5

I have a big chunk of text that I'm checking for a specific pattern, which looks essentially like this:

     unique_options_search = new Set([
            "updates_EO_LTB",
            "us_history",
            "uslegacy",

etc., etc., etc.

        ]);

      $input.typeahead({
        source: [...unique_options_search],
        autoSelect: false,
        afterSelect: function(value) 

My text variable is named 'html_page' and my start and end points look like this:

start = "new Set(["
end = "]);"

I thought I could find what I want with this one-liner:

r = re.findall("start(.+?)end",html_page,re.MULTILINE)

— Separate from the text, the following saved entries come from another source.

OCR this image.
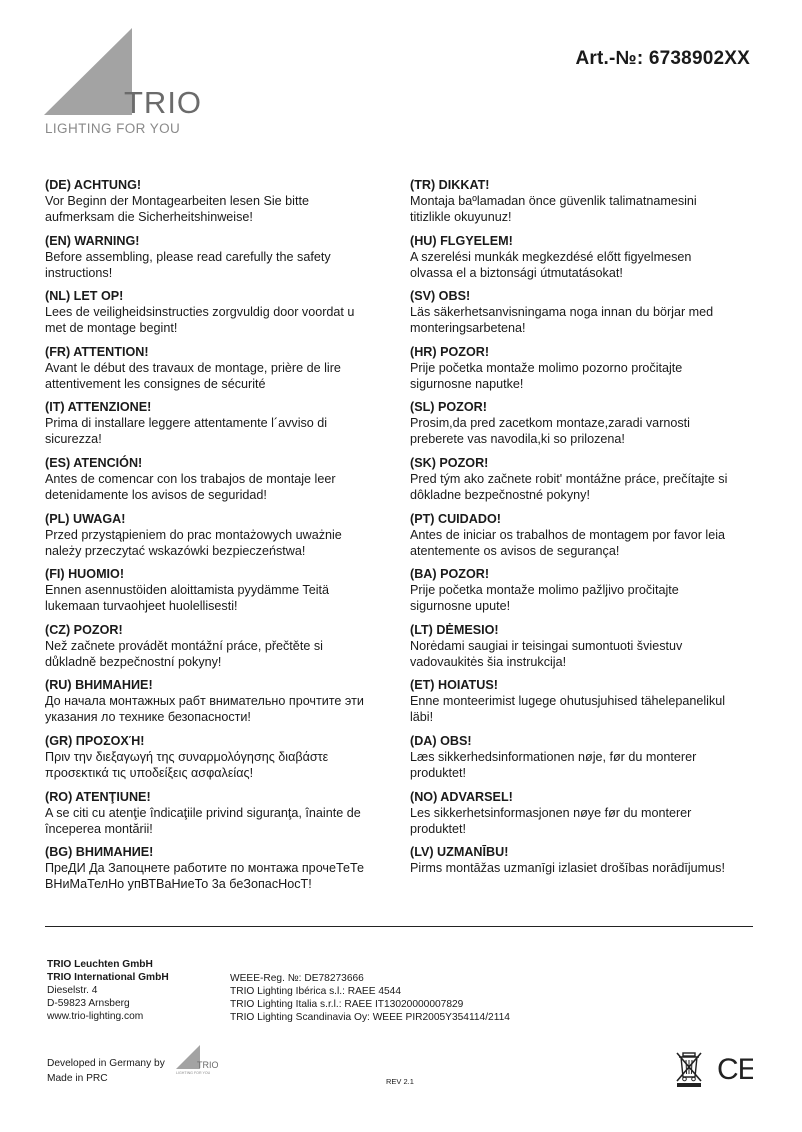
TRIO
LIGHTING FOR YOU
Art.-№: 6738902XX
(DE) ACHTUNG!
Vor Beginn der Montagearbeiten lesen Sie bitte
aufmerksam die Sicherheitshinweise!
(EN) WARNING!
Before assembling, please read carefully the safety
instructions!
(NL) LET OP!
Lees de veiligheidsinstructies zorgvuldig door voordat u
met de montage begint!
(FR) ATTENTION!
Avant le début des travaux de montage, prière de lire
attentivement les consignes de sécurité
(IT) ATTENZIONE!
Prima di installare leggere attentamente l´avviso di
sicurezza!
(ES) ATENCIÓN!
Antes de comencar con los trabajos de montaje leer
detenidamente los avisos de seguridad!
(PL) UWAGA!
Przed przystąpieniem do prac montażowych uważnie
należy przeczytać wskazówki bezpieczeństwa!
(FI) HUOMIO!
Ennen asennustöiden aloittamista pyydämme Teitä
lukemaan turvaohjeet huolellisesti!
(CZ) POZOR!
Než začnete provádět montážní práce, přečtěte si
důkladně bezpečnostní pokyny!
(RU) ВНИМАНИЕ!
До начала монтажных рабт внимательно прочтите эти
указания ло технике безопасности!
(GR) ΠΡΟΣΟΧΉ!
Πριν την διεξαγωγή της συναρμολόγησης διαβάστε
προσεκτικά τις υποδείξεις ασφαλείας!
(RO) ATENŢIUNE!
A se citi cu atenţie îndicaţiile privind siguranţa, înainte de
începerea montării!
(BG) ВНИМАНИЕ!
ПреДИ Да Запоцнете работите по монтажа прочеТеТе
ВНиМаТелНо упВТВаНиеТо 3а беЗопасНосТ!
(TR) DIKKAT!
Montaja baºlamadan önce güvenlik talimatnamesini
titizlikle okuyunuz!
(HU) FLGYELEM!
A szerelési munkák megkezdésé előtt figyelmesen
olvassa el a biztonsági útmutatásokat!
(SV) OBS!
Läs säkerhetsanvisningama noga innan du börjar med
monteringsarbetena!
(HR) POZOR!
Prije početka montaže molimo pozorno pročitajte
sigurnosne naputke!
(SL) POZOR!
Prosim,da pred zacetkom montaze,zaradi varnosti
preberete vas navodila,ki so prilozena!
(SK) POZOR!
Pred tým ako začnete robit' montážne práce, prečítajte si
dôkladne bezpečnostné pokyny!
(PT) CUIDADO!
Antes de iniciar os trabalhos de montagem por favor leia
atentemente os avisos de segurança!
(BA) POZOR!
Prije početka montaže molimo pažljivo pročitajte
sigurnosne upute!
(LT) DĖMESIO!
Norėdami saugiai ir teisingai sumontuoti šviestuv
vadovaukitės šia instrukcija!
(ET) HOIATUS!
Enne monteerimist lugege ohutusjuhised tähelepanelikul
läbi!
(DA) OBS!
Læs sikkerhedsinformationen nøje, før du monterer
produktet!
(NO) ADVARSEL!
Les sikkerhetsinformasjonen nøye før du monterer
produktet!
(LV) UZMANĪBU!
Pirms montāžas uzmanīgi izlasiet drošības norādījumus!
TRIO Leuchten GmbH
TRIO International GmbH
Dieselstr. 4
D-59823 Arnsberg
www.trio-lighting.com
WEEE-Reg. №: DE78273666
TRIO Lighting Ibérica s.l.: RAEE 4544
TRIO Lighting Italia s.r.l.: RAEE IT13020000007829
TRIO Lighting Scandinavia Oy: WEEE PIR2005Y354114/2114
Developed in Germany by
Made in PRC
TRIO
LIGHTING FOR YOU
REV 2.1	CE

However, it's not returning anything at all. What is wrong here? I saw other examples online that worked fine.

ASH
  • 20,759
  • 19
  • 87
  • 200

1 Answers1

5

There are multiple problems here.

  1. As mentioned by @EthanK in comments, "start(.+?)end" in Python is a string which describes regex which literally matches start, then something, and then literally matches end. Variables start and end do not matter here at all. You've probably meant to write start + "(.+?)" + end here instead.
  2. . in Python does not match newlines. re.MULTILINE does not matter here, it only changes behavior of ^ and $ (see docs). You should use re.DOTALL instead (see docs).
  3. Values of start and end include characters with special meaning in regex (e.g. ( and [). You have to make sure they're not treated specially. You can either escape them manually with the right number of \ or simply delegate that work to re.escape to get regular expression which literally matches what you need.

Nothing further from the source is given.